Reuse of Gateways from the source system:
1. Export the ingress-ca secret from source system using the -export_cert flag in Preparing the source system. The secret is saved to data/MANAGEMENT_SUBSYSTEM_NAME/ingress-ca_secret.yaml
2. Install the ingress-ca secret manually on the target cluster. This step must be completed before you begin Installing the target system.
  - The top CR name you are going to use while installing API Connect must be used while creating the secret name and its contents.
  - The name of the ingress-ca secret must be TOP_CR_NAME-ingress-ca in case of OpenShift or CP4I. For Kubernetes, it must be ingress-ca
  - An example of an ingress-ca secret is given in the following example. Replace TOP_CR_NAME with the top CR name you are going to use to install API Connect. For Kubernetes, all the values will be just ingress-ca.
  - After modifying the contents of ingress-ca and saving the yaml, create the secret using oc create -f filename.yaml -n NAMESPACE
```
apiVersion: v1
data:
  ca.crt: CA_CRT
  tls.crt: TLS_CRT
  tls.key: TLS_KEY
kind: Secret
metadata:
  annotations:
    cert-manager.io/alt-names: ''
    cert-manager.io/certificate-name: TOP_CR_NAME-ingress-ca
    cert-manager.io/common-name: ingress-ca
    cert-manager.io/ip-sans: ''
    cert-manager.io/issuer-group: ''
    cert-manager.io/issuer-kind: Issuer
    cert-manager.io/issuer-name: TOP_CR_NAME-self-signed
    cert-manager.io/uri-sans: ''
  name: <TOPCR>-ingress-ca
type: kubernetes.io/tls
```
3. Run the migration steps, starting with Step 1 in Installing the target system. Install API Connect, using the same TOP_CR_NAME, by following the remainder of the steps in Installing the target system.
4. When you complete Restoring the target system, do not map the source system gateways that are to be reused. Just skip them.
5. Once the migration is complete, restart the gateways pods on the source system, wait for few minutes, and run the health check script to check the status of webhooks.

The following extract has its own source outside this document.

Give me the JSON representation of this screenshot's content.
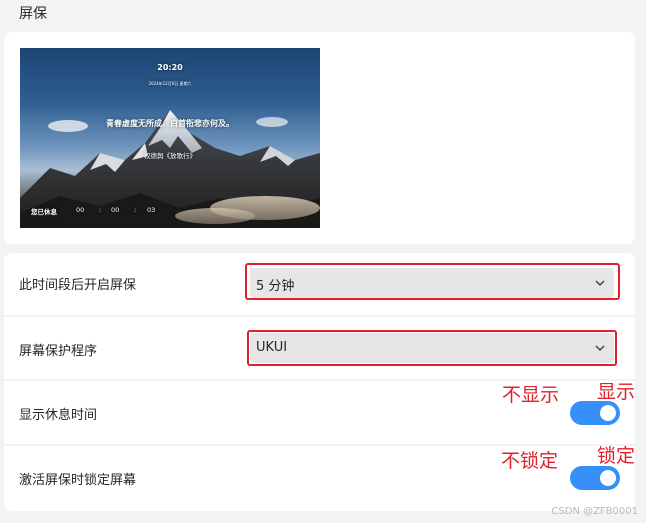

6. Validate the APIs running on the source system gateways.
Delta changes
Once the migration procedure is started, any delta changes in the source system databases are not handled by the migration scripts. These changes must be handled manually.
- To avoid delta changes, shutdown the Postgres database in the management subsystem. See Shutting down the Postgres database.
- If there are delta changes to the management database after saving the configuration for the source system, you can optionally take another backup of the Management subsystem, just prior to restoring the Management subsystem. See Restoring the target system.
Sizing
Before installing the target API Connect system, make sure proper capacity planning is done to handle the production work loads. Ensure you have sufficient memory, CPU, and disk size as needed, based on the deployment profile being installed.
Expected migration time
The time required to complete migration can depend on the following:
- The size of management database. Backup and restore are dependent on this size.
- Migration of the Portal and Gateway data in all the provider orgs depends on:
  - Number of provider orgs
  - Number of catalogs in these provider orgs
  - Whether Portals are configured for these catalogs
  - Total number of APIs published
- Creation of Portal sites and restore of Portal backup depends on:
  - Deployment profile (n1, n3 etc) being used
  - Disk performance
  - Total number of Portal sites being create or restored
  - The amount of customization in a Portal site. Customization plays a role in the time needed to restore.